Zeuxidiplosis giardi

Scientific classification
- Kingdom: Animalia
- Phylum: Arthropoda
- Class: Insecta
- Order: Diptera
- Family: Cecidomyiidae
- Genus: Zeuxidiplosis
- Species: Z. giardi
- Binomial name: Zeuxidiplosis giardi (Kieffer, 1896)

= Zeuxidiplosis giardi =

- Genus: Zeuxidiplosis
- Species: giardi
- Authority: (Kieffer, 1896)

Species of gall-forming fly

Zeuxidiplosis giardi is a European species of gall-forming midge which feeds on Hypericum plants. It has been introduced into some countries as a biological control agent for the pasture weed St. Johns wort (Hypericum perforatum).

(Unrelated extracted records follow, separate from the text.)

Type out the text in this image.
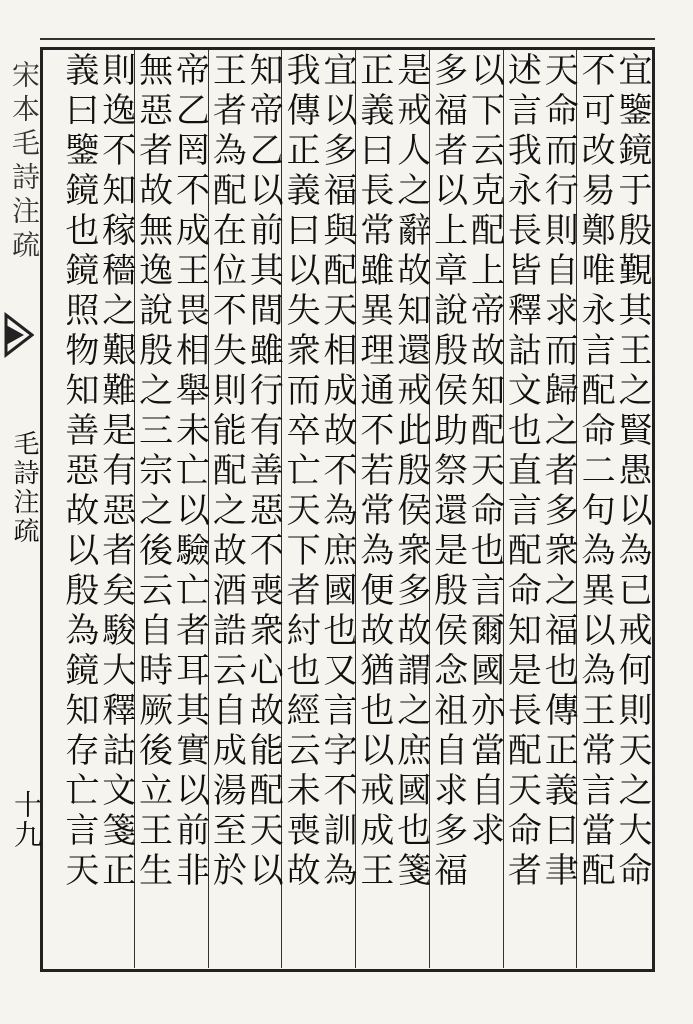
宋本毛詩注疏
毛詩注疏
十九	宜鑒鏡于殷覲其王之賢愚以為已戒何則天之大命
不可改易鄭唯永言配命二句為異以為王常言當配
天命而行則自求而歸之者多衆之福也傳正義曰聿
述言我永長皆釋詁文也直言配命知是長配天命者
以下云克配上帝故知配天命也言爾國亦當自求
多福者以上章說殷侯助祭還是殷侯念祖自求多福
是戒人之辭故知還戒此殷侯衆多故謂之庶國也箋
正義曰長常雖異理通不若常為便故猶也以戒成王
宜以多福與配天相成故不為庶國也又言字不訓為
我傳正義曰以失衆而卒亡天下者紂也經云未喪故
知帝乙以前其間雖行有善惡不喪衆心故能配天以
王者為配在位不失則能配之故酒誥云自成湯至於
帝乙罔不成王畏相舉未亡以驗亡者耳其實以前非
無惡者故無逸說殷之三宗之後云自時厥後立王生
則逸不知稼穡之艱難是有惡者矣駿大釋詁文箋正
義曰鑒鏡也鏡照物知善惡故以殷為鏡知存亡言天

Larvae of Z. giardi form galls on the growth tips and axillary buds of H. perforatum. Plants with a lot of Z. giardi galls can exhibit loss of vigour and reduced root and foliage growth.

Zeuxidiplosis giardi sourced from France were introduced into California in 1950 for St. John's wort biological control, and from there introduced to Australia, and from there introduced to New Zealand in 1960–61. Zeuxidiplosis giardi from Australia was released into South Africa in 1972, again for biocontrol of St. John's wort.

Zeuxidiplosis giardi has not been as impactful as Chrysolina beetles for St. John's wort control. In New Zealand it only established in the upper South Island, while in South Africa six local parasitoids have been reared from it which may reduce its effectiveness.